Aktualności

Informacja

Strona znajduje się w archiwum.

"Bombowi" zbieracze złomu

Data publikacji 22.04.2008

Wczoraj popołudniu na jednej z posesji w Okonku (powiat złotowski) dwaj mężczyźni rozpiłowując bombę lotniczą doprowadzili do jej detonacji. Siła wybuchu była tak duża, że 48 letni mężczyzna stracił nogę, a jego 43 kolega został dotkliwie poparzony. Mężczyznom za spowodowanie zagrożenia życia i zdrowia wielu osób grozi do 10 lat więzienia. Natomiast do poradni chirurgicznej w Sędziszowie Małopolskim trafił wczoraj 31-letni mężczyzna. Lekarz stwierdził rany szarpane obu dłoni. Policjanci podejrzewają, że prawdopodobnie rozbrajał on w imadle petardę.

48-letni mieszkaniec Okonka znalazł na terenach poligonowych w Ciosańcu dwie metrowej długości bomby lotnicze. Zabrał je do domu z myślą, że sprzeda je na skupie złomu. Wczoraj umówił się ze swoim 43 letnim kolegą, że przywiezie je do jego domu, i tam przygotują je do sprzedaży. Jak pomyśleli, tak też zrobili. Po południu pomysłodawca zapakował bomby do swojego samochodu i pojechał do kolegi.
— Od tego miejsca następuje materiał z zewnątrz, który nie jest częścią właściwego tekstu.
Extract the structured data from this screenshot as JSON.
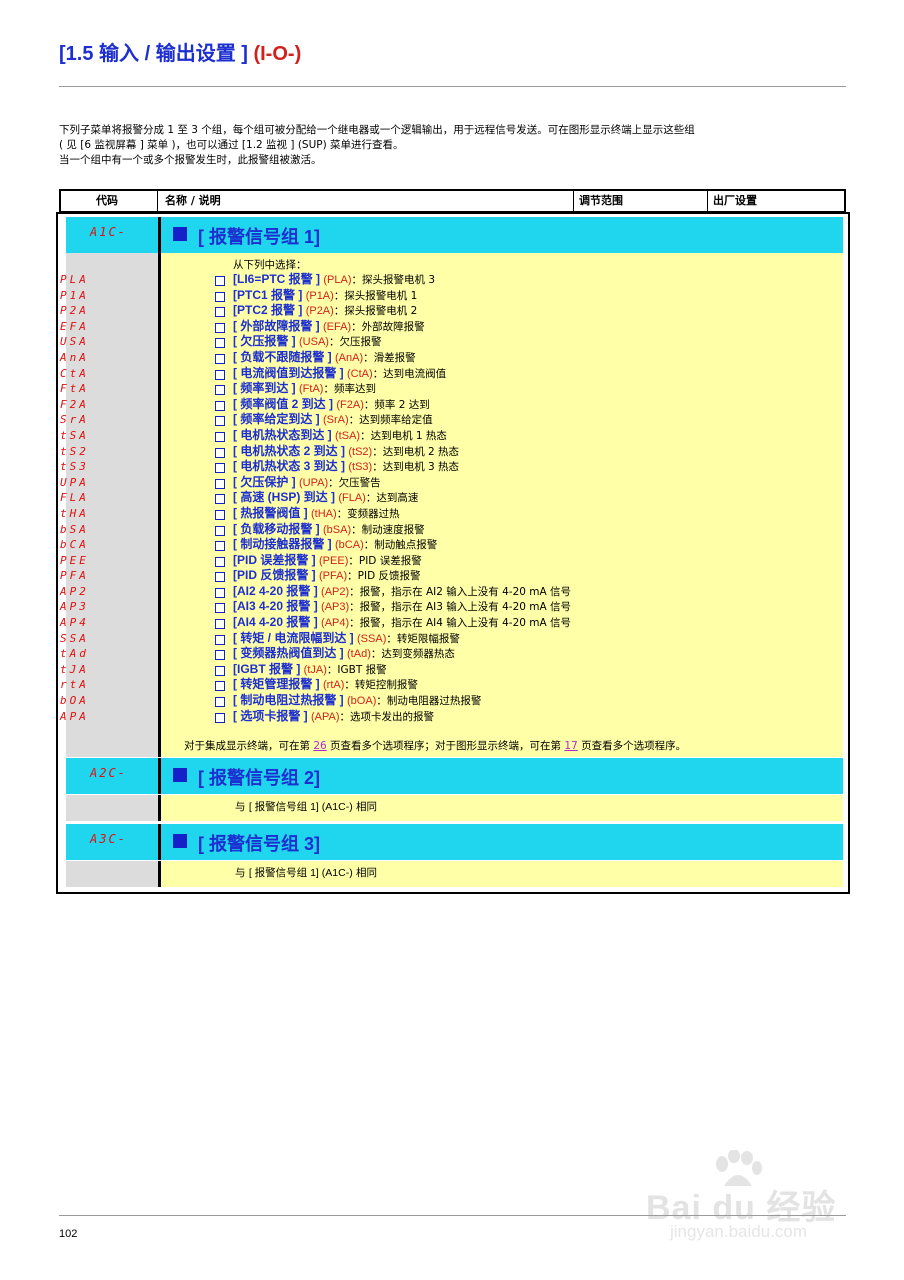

Mężczyźni przy budynku gospodarczym wypakowali znalezisko z samochodu i zaczęli ciąć szlifierką kątową. W pewnym momencie nastąpił wybuch. Siła jego rażenia była tak duża, że wyleciały okna w sąsiednich budynkach. W domu w chwili detonacji były dwie dorosłe kobiety i dwie małe dziewczynki. Na szczęście nikt z tych osób nie został ranny. Mniej szczęścia mieli dwaj złomiarze- 48 latek w wyniku wybuchu stracił nogę i z poważnymi poparzeniami został przetransportowany do szpitala w Bydgoszczy. Jego kompan z poparzeniami także został hospitalizowany.

Policjanci bardzo dokładnie sprawdzili, czy na posesji obu mężczyzn nie ma jeszcze innych „bombowych niespodzianek”. Na szczęście, jak mawiają policyjni pirotechnicy, teren był czysty. Mężczyźni zostali bardzo dotkliwie ukarani za bezmyślność. Jednak to nie jedyna kara jaka ich spotka. Za spowodowanie zagrożenia dla życia i zdrowia wielu osób, albo mienia w znacznych rozmiarach grozi im nawet do 10 lat więzienia.

Około godz. 13.30, mieszkaniec Wolicy Piaskowej usłyszał odgłos wybuchu dochodzący z jego garażu. Gdy pobiegł do zabudowań zobaczył swojego syna z pokrwawionymi rękami. Jak wstępnie ustalono, mężczyzna przy użyciu imadła próbował rozbroić petardę. Wybuch poranił mu palce obu dłoni. W zabudowaniach nie znaleziono innych materiałów pirotechnicznych.